By DEVAN SCHWARTZ, Herald and News 7/9/13

Oregon Rep Gail Whitsett

A last-ditch effort to resuscitate a bill protecting homeowners from methamphetamine chemicals failed to pass Sunday. The legislative session ended Monday just before 3 p.m.

House Bill 3499 was crafted by Rep. Gail Whitsett, R-Klamath Falls, upon hearing the story of Jonathan Hankins and his family. Only after they purchased a foreclosed home in Klamath Falls were toxic chemicals related to meth production discovered there.

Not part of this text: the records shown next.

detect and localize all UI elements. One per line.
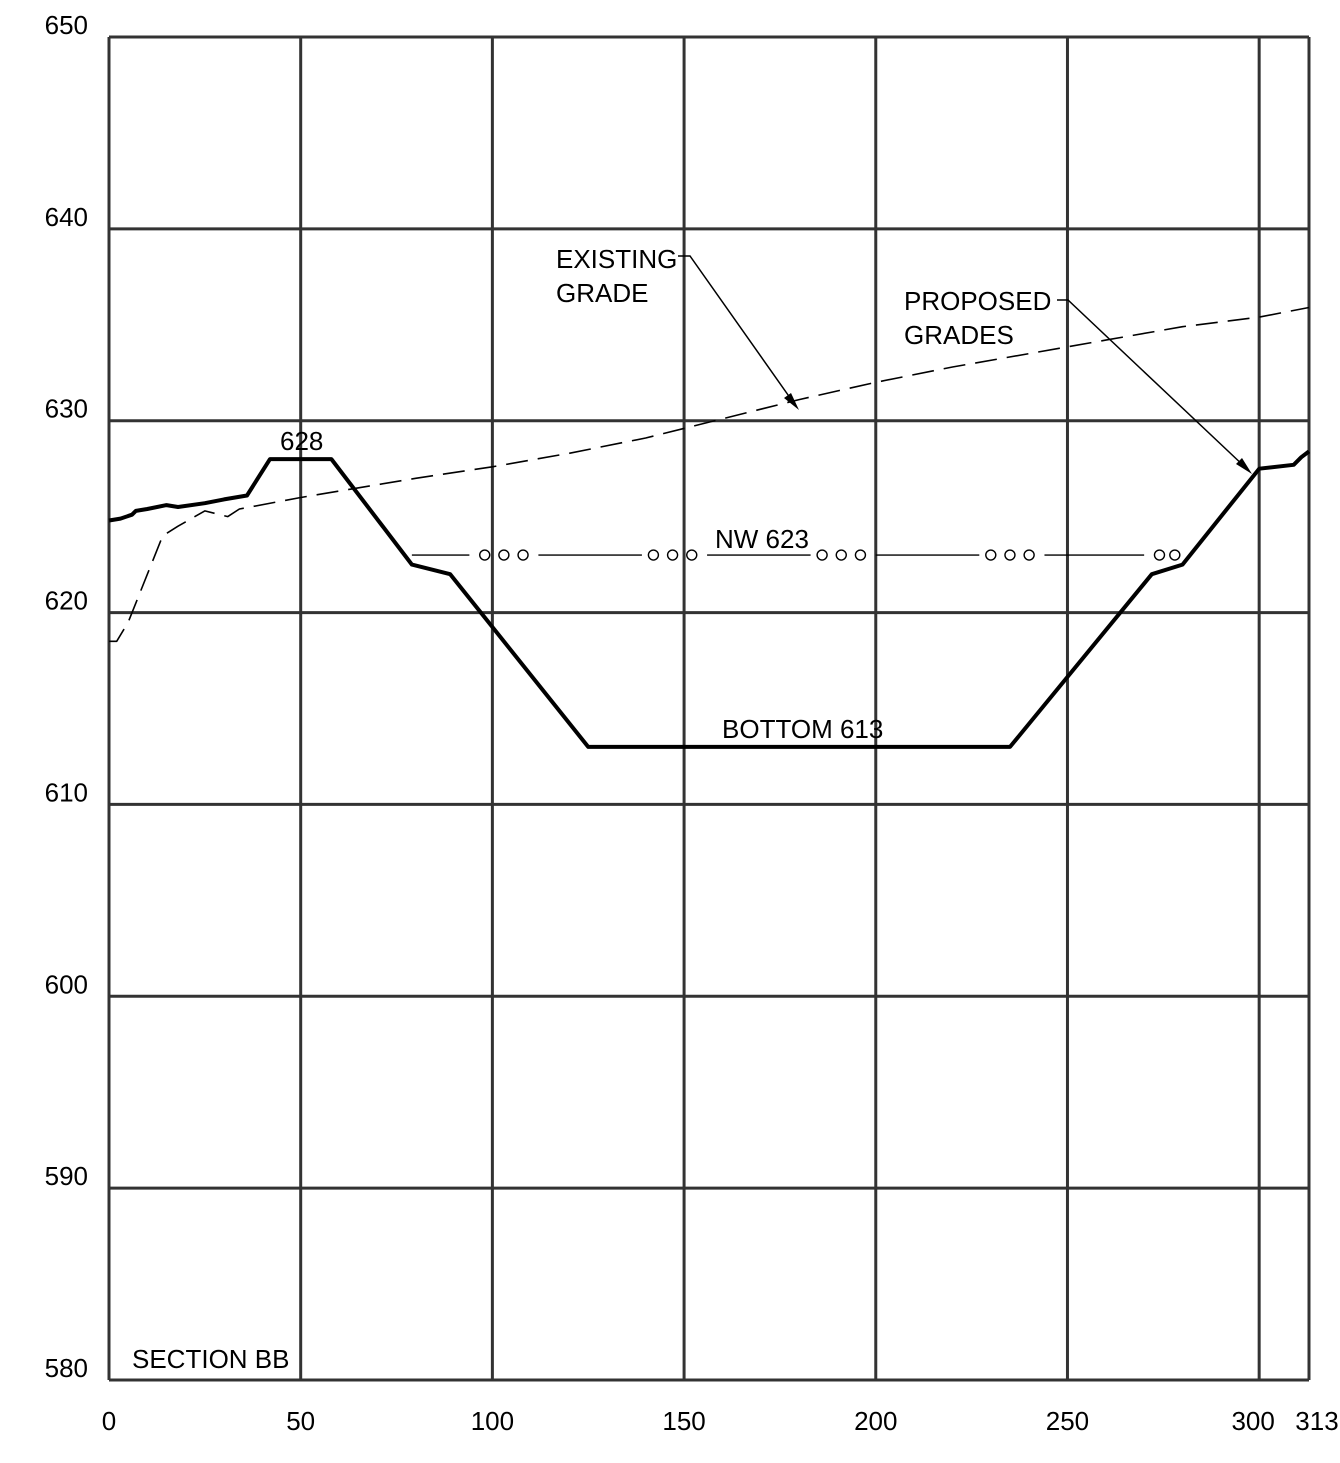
y-tick-label-580: 580 (45, 1353, 88, 1383)
x-tick-label-250: 250 (1046, 1406, 1089, 1436)
y-tick-label-640: 640 (45, 202, 88, 232)
existing-grade-arrowhead (784, 393, 799, 410)
water-line-marker (1004, 549, 1016, 561)
water-line-marker (498, 549, 510, 561)
y-tick-label-630: 630 (45, 394, 88, 424)
grid (107, 35, 1311, 1382)
y-tick-label-620: 620 (45, 586, 88, 616)
series-layer (108, 306, 1311, 749)
x-tick-label-100: 100 (471, 1406, 514, 1436)
water-line-marker (1169, 549, 1181, 561)
x-tick-label-313: 313 (1295, 1406, 1338, 1436)
label-grades: GRADES (904, 320, 1014, 350)
label-628: 628 (280, 426, 323, 456)
y-tick-label-650: 650 (45, 10, 88, 40)
water-line-layer (411, 549, 1181, 561)
label-existing: EXISTING (556, 244, 677, 274)
label-section-bb: SECTION BB (132, 1344, 289, 1374)
x-tick-label-200: 200 (854, 1406, 897, 1436)
label-nw-623: NW 623 (715, 524, 809, 554)
existing-grade-leader (678, 255, 794, 403)
proposed-grades-leader (1057, 299, 1247, 469)
y-tick-label-590: 590 (45, 1161, 88, 1191)
tick-labels: 0 50 100 150 200 250 300 313 580 590 600 610 620 630 6… (45, 10, 1339, 1436)
annotations: 628 NW 623 BOTTOM 613 EXISTING GRADE PROPOSED… (132, 244, 1051, 1374)
label-bottom-613: BOTTOM 613 (722, 714, 883, 744)
water-line-marker (517, 549, 529, 561)
water-line-marker (479, 549, 491, 561)
x-tick-label-0: 0 (102, 1406, 116, 1436)
y-tick-label-610: 610 (45, 777, 88, 807)
label-grade: GRADE (556, 278, 648, 308)
water-line-marker (1153, 549, 1166, 561)
x-tick-label-300: 300 (1231, 1406, 1274, 1436)
x-tick-label-50: 50 (286, 1406, 315, 1436)
proposed-grades-arrowhead (1236, 458, 1252, 474)
water-line-marker (816, 549, 828, 561)
water-line-marker (647, 549, 660, 561)
label-proposed: PROPOSED (904, 286, 1051, 316)
existing-grade-line (109, 306, 1310, 643)
y-tick-label-600: 600 (45, 969, 88, 999)
water-line-marker (666, 549, 679, 561)
water-line-marker (1023, 549, 1035, 561)
x-tick-label-150: 150 (662, 1406, 705, 1436)
water-line-marker (686, 549, 698, 561)
leader-lines (678, 255, 1252, 474)
water-line-marker (854, 549, 867, 561)
water-line-marker (985, 549, 997, 561)
water-line-marker (835, 549, 847, 561)
proposed-grade-line (108, 449, 1311, 749)
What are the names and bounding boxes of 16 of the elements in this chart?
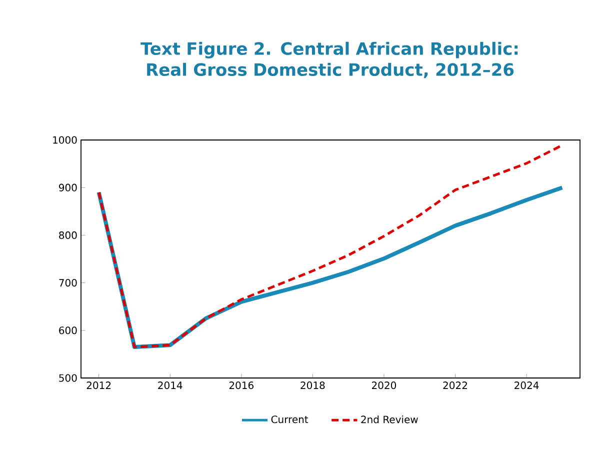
x-tick-label: 2020 <box>372 382 396 390</box>
legend-label: Current <box>271 416 308 424</box>
x-tick-label: 2016 <box>229 382 254 390</box>
y-tick-label: 700 <box>59 279 77 287</box>
y-tick-label: 800 <box>59 231 77 239</box>
y-tick-label: 600 <box>59 326 77 334</box>
x-tick-label: 2012 <box>86 382 111 390</box>
y-tick-label: 500 <box>59 374 77 382</box>
x-tick-label: 2022 <box>443 382 467 390</box>
legend-label: 2nd Review <box>361 416 418 424</box>
x-tick-label: 2014 <box>158 382 182 390</box>
x-tick-label: 2018 <box>300 382 325 390</box>
y-tick-label: 900 <box>59 184 77 192</box>
chart-title: Text Figure 2. Central African Republic: Real Gross Domestic Product, 2012–26 <box>140 42 518 78</box>
y-tick-label: 1000 <box>53 136 77 144</box>
x-tick-label: 2024 <box>514 382 539 390</box>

Hankins told his family’s story to national news outlets and has since become an activist, creating petitions on the website change.org to keep the issue visible.

The proposed bill offers homebuyers some protection by requiring public notice that foreclosed property for sale may have been used for manufacturing methamphetamine. The bill passed the House unanimously June 6. It was then sent to the General Government, Consumer and Small Business Protection Committee, which wasn’t expected to meet before session’s end.

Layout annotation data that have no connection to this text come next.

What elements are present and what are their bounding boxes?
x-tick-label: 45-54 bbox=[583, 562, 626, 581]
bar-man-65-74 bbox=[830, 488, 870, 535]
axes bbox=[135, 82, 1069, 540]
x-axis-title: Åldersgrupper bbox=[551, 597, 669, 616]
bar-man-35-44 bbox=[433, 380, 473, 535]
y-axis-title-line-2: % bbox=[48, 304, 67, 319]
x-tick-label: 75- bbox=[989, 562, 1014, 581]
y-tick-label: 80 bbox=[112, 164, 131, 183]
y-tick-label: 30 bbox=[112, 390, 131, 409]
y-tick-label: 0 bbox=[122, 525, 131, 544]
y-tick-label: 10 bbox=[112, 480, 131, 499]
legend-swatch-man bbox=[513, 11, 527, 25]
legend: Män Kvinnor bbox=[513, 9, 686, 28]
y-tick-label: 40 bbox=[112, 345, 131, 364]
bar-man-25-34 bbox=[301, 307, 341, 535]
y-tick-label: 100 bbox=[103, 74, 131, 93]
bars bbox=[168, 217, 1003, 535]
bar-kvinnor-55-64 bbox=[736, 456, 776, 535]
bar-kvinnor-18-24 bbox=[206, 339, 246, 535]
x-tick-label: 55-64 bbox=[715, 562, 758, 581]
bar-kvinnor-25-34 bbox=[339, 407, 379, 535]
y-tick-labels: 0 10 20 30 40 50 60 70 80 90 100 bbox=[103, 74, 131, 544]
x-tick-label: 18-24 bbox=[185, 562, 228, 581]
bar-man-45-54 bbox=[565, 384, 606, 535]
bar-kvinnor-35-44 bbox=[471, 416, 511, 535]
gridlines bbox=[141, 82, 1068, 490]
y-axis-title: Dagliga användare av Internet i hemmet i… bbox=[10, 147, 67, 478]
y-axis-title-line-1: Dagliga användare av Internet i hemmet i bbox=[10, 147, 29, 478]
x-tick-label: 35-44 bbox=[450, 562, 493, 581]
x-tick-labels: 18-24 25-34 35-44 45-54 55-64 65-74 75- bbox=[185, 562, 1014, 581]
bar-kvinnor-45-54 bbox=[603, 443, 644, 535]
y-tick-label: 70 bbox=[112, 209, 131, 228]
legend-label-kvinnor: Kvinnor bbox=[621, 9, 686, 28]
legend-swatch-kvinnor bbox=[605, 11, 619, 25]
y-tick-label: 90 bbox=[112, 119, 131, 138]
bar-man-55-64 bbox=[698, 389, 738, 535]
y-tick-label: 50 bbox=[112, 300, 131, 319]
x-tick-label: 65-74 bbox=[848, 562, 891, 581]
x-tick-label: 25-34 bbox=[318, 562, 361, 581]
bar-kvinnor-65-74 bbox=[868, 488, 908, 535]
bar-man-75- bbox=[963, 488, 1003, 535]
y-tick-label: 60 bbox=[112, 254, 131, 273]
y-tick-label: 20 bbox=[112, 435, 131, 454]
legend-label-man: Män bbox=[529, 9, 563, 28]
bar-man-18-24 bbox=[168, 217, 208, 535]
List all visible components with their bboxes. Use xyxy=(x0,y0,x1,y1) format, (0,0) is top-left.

A motion was made Sunday to withdraw the bill from committee and push it toward a Senatewide vote. The motion failed 16 to 14. State Sen. Doug Whitsett, R-Klamath Falls, provided a local ‘yes’ vote for his wife’s bill after making the motion.

Speaking in support of the bill, Sen. Whitsett said the following on the Senate floor: “Colleagues, last year a young Klamath Falls family was poisoned by methamphetamine residue after purchasing, renovating, and living in a home auctioned at a trustee sale in Klamath Falls. The Hankins family, including a young child, was unaware that the house could be so poisonous without showing any sign, any smell, any outward indication of the high level of methamphetamine residue that it contained. They continued to live in the house until it nearly killed them and their child.”

Gail Whitsett’s staff expressed uncertainty as to why Senate President Peter Courtney, D-Salem, withheld the popular bill from a vote.

Sarah Dressler, legislative aide for Rep. Whitsett, said a simple majority would have been required.

Dressler added that the next time the bill could be taken up would be February when a new legislative session begins.

“I guess that’s just politics,” Hankins said about the bill being killed in the final stretch.

Although he expressed a mutual disappointment shared with Whitsett’s office, he said they are optimistic about introducing the bill afresh.

On the plus side, Hankins mentioned how family and friends have noticed realtors and home buyers gaining awareness on the possibility of drugproduction contamination.

“I would love for all foreclosed homes to be tested,” he said.